The solution in Rust is separate String and &str. &str is a reference to somewhe...

IgorPartola · on July 15, 2024

Allocating headers and strings separately blows your CPU cache. Hardly a performant way of doing hot loops.

saagarjha · on July 15, 2024

Compared to calling strlen a bunch, which I’m sure is significantly more performant.

IgorPartola · on July 15, 2024

You never need to call strlen unless you are getting your inputs from a place that doesn’t give you a string length (such as stdin).

deathanatos · on July 16, 2024

So which is it, then? Does keeping size separate "blows your CPU cache"¹ or not? You can't argue it does in one case (Rust) but not in your case…

(And note that the representation you're responding to is not really a "header", in the same sense that the trailing null is a "footer". The representation does not require the length be contiguous with the data, but that's what upthread was trying to say in the first place.)

¹(it doesn't…)

eru · on July 16, 2024

So now you are arguing that by default your strings should come with a length? Great!

If you want that, you might as well bake that length into the string type by default (and use a specialised type, perhaps a naked raw pointer into the string) for when you don't want to pass the length.

saagarjha · on July 16, 2024

That's most interfaces…?

kevin_thibedeau · on July 16, 2024

Not argv[].

saagarjha · on July 17, 2024

You still need to call strlen on each element?

tialaramex · on July 16, 2024

To get a correct understanding, if you aren't a Rust person, Rust's String is (literally, though this is opaque) Vec<u8> with checks to ensure it's actually not just arbitrary bytes you're storing but UTF-8 text.

Vec<u8> unlike String has a direct equivalent (well, the Rust design is slightly better from decades of extra experience, but same rough shape) in C++ std::vector<std::byte>

The C++ std::string is this very weird thing that results from having standardized std::string in C++ 98, then changing their mind after implementation experience. So while it's serviceable it's pretty poor and nobody should model what they're doing on this. There have been HN links to articles by people like Raymond Chen on what this type looks like now.

pcwalton · on July 15, 2024

In order to access the string contents in the first place you need the pointer. The length is stored right next to it. So they're both going to be in the same cache line, assuming proper alignment. In the rare case in which they straddle a cache line, you just have to load once and then the length remains in cache for the remainder of the loop. (This is true regardless of where the length lives, in fact; as far as CPU cache is concerned it really makes little difference either way.)
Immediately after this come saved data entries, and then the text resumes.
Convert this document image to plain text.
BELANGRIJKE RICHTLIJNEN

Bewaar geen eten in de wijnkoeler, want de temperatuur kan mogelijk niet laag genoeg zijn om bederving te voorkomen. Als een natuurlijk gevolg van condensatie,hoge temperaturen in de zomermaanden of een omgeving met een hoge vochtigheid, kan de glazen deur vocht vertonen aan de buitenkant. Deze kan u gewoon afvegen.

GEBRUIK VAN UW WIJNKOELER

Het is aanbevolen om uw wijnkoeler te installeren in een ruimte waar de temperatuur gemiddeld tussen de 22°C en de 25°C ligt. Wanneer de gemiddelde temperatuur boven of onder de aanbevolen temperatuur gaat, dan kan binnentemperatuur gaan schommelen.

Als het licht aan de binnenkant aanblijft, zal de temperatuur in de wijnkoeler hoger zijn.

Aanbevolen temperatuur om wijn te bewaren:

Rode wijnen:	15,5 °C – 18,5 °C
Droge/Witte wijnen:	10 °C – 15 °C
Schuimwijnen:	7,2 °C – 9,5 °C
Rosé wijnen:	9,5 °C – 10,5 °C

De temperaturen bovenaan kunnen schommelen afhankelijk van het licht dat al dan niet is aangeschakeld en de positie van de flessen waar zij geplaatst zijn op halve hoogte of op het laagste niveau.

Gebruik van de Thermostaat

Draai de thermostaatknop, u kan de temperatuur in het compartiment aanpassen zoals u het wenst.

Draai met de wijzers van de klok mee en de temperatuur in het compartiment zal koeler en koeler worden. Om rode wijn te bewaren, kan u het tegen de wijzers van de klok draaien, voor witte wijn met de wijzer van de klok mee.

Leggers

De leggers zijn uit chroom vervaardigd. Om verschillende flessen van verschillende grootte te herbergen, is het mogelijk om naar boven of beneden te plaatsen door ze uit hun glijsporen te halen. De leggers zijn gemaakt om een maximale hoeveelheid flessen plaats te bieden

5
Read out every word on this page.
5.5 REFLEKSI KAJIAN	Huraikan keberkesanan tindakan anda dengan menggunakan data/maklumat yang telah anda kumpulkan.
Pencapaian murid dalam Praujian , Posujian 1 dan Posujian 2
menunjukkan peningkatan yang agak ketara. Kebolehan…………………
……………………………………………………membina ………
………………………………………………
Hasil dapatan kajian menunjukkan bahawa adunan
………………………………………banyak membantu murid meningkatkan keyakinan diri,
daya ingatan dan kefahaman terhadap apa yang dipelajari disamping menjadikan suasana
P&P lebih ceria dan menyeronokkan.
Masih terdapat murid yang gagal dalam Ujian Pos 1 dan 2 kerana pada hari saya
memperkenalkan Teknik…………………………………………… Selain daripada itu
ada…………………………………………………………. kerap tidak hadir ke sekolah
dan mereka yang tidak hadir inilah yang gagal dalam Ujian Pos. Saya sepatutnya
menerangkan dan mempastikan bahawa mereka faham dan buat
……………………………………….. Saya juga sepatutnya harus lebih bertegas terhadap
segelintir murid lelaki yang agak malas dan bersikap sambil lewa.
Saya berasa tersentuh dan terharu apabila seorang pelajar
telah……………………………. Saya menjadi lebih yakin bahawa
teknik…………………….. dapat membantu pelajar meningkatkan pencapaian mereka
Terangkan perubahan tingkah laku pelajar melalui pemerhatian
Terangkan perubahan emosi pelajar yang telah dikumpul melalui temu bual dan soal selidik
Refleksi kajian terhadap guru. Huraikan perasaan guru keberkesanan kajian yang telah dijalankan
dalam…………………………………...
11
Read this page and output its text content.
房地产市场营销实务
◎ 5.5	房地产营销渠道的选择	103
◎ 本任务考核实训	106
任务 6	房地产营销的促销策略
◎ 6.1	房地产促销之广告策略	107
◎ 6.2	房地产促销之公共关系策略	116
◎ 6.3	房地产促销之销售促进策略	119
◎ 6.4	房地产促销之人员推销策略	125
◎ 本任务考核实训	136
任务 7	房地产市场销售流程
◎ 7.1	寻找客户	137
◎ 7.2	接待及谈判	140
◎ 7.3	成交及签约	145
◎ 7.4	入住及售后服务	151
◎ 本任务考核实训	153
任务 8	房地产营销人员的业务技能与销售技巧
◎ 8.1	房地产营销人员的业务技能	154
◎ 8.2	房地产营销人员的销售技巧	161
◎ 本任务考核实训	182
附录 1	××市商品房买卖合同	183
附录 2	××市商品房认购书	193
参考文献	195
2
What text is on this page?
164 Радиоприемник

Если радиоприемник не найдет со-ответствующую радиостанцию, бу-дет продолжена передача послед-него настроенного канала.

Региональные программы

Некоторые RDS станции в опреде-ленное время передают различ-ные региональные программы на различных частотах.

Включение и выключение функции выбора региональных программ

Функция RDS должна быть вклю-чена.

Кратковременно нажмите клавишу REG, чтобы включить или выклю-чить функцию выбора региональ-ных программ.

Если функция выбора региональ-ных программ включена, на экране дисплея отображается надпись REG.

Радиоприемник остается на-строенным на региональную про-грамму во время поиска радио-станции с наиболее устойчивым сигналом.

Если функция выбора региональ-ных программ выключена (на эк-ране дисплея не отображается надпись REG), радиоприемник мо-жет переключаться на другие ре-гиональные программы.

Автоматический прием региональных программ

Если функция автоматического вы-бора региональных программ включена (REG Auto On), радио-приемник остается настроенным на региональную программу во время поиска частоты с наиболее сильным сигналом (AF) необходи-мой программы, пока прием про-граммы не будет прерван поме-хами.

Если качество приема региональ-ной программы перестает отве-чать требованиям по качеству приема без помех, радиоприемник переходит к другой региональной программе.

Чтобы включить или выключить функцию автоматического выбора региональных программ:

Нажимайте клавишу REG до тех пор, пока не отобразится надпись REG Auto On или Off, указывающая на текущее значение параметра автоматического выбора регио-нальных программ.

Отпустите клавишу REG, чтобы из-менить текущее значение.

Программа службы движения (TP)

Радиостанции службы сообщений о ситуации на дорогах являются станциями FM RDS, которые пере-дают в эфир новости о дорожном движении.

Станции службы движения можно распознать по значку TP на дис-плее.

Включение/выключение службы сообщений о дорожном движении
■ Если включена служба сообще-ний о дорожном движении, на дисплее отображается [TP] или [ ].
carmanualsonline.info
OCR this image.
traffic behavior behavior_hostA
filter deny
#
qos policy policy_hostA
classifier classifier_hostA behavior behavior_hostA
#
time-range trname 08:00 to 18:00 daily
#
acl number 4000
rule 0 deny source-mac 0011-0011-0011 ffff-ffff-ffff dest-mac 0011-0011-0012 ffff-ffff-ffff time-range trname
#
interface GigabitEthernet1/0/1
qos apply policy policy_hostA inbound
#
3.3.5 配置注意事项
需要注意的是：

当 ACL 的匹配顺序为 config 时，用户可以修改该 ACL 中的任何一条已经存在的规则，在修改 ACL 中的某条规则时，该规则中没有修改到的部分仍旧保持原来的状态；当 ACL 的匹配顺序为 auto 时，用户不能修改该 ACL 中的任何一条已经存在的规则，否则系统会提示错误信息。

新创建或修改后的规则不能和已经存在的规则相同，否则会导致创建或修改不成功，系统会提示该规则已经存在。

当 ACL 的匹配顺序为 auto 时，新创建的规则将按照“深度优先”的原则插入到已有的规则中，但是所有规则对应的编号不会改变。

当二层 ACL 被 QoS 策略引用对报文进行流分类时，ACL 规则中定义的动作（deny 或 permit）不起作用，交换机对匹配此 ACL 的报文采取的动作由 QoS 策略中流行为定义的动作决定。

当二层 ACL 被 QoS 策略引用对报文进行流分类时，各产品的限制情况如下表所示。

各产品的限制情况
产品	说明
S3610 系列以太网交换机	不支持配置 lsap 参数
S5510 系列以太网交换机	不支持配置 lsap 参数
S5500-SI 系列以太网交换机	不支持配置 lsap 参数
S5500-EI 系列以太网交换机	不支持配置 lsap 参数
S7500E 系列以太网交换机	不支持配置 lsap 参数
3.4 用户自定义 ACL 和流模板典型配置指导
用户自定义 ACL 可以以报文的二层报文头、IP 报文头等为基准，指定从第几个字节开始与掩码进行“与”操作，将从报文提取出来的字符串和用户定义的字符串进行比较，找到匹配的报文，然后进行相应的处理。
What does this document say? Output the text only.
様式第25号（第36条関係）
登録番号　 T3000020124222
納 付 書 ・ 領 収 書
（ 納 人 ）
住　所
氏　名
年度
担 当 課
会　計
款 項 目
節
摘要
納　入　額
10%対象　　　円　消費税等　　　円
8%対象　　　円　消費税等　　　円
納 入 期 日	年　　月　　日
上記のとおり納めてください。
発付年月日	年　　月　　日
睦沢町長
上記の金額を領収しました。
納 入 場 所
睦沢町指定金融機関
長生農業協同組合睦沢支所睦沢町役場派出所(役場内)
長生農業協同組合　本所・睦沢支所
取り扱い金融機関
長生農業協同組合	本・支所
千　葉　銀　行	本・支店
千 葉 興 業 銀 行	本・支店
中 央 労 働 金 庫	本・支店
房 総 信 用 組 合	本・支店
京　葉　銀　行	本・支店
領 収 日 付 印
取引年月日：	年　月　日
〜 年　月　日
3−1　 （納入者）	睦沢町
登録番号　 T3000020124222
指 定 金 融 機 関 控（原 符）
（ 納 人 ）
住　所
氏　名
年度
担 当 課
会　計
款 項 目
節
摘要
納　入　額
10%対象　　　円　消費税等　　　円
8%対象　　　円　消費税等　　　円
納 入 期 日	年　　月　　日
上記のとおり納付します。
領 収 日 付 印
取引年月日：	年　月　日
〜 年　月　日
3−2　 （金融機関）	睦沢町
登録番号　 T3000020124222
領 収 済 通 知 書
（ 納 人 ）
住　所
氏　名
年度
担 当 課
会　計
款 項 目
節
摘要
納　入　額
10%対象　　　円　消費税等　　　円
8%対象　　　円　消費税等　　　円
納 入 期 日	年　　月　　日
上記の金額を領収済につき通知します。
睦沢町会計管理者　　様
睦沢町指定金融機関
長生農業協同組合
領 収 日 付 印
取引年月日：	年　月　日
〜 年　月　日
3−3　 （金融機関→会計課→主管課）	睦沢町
(This is assuming SROA didn't break apart the string and put the length in a register, which it often does, making this entire question moot.)

Tuna-Fish · on July 15, 2024

Huh? The headers are either in registers or in stack. The top of stack is always in L1. There is no way in which this is inferior to handing over a pointer to a string and a length separately, other than requiring two additional words of storage in registers/stack.

IgorPartola · on July 15, 2024

How is that? Say you are reading 1000 lines of stdin at once to process them. Which registers are your string and substring headers stored.

Tuna-Fish · on July 15, 2024

If you are reading 1000 lines from stdin at once to separate Strings, you are already going to be accessing memory in 1000 places at the same time, and making it 1001 isn't meaningfully worse for your cache. (Implementation would be Vec<String>, which would lay out the 1000 headers contiguously.)

But I genuinely have a hard time understanding for what kind of workload I would ever do that. If you want to read a 1000 lines of stdin, and cannot use an iterator and must work on them at the same time, I would likely much rather read them into a single string and then split that into a 1000 &str using the .lines() iterator.

dgfitz · on July 15, 2024

I was miffed at: 1000 lines from stdin. It’s the same problem 1000 times, not 1000 problems at once.

Tuna-Fish · on July 15, 2024

Presumably the idea is, for example, sorting? In which case you do have to read the entire input before you can do anything. But the way I'd do that is to read the entire stdin to a single String, then work with &str pointers to it.

pezezin · on July 16, 2024

If you really care about performance, you should not allocate within hot loops.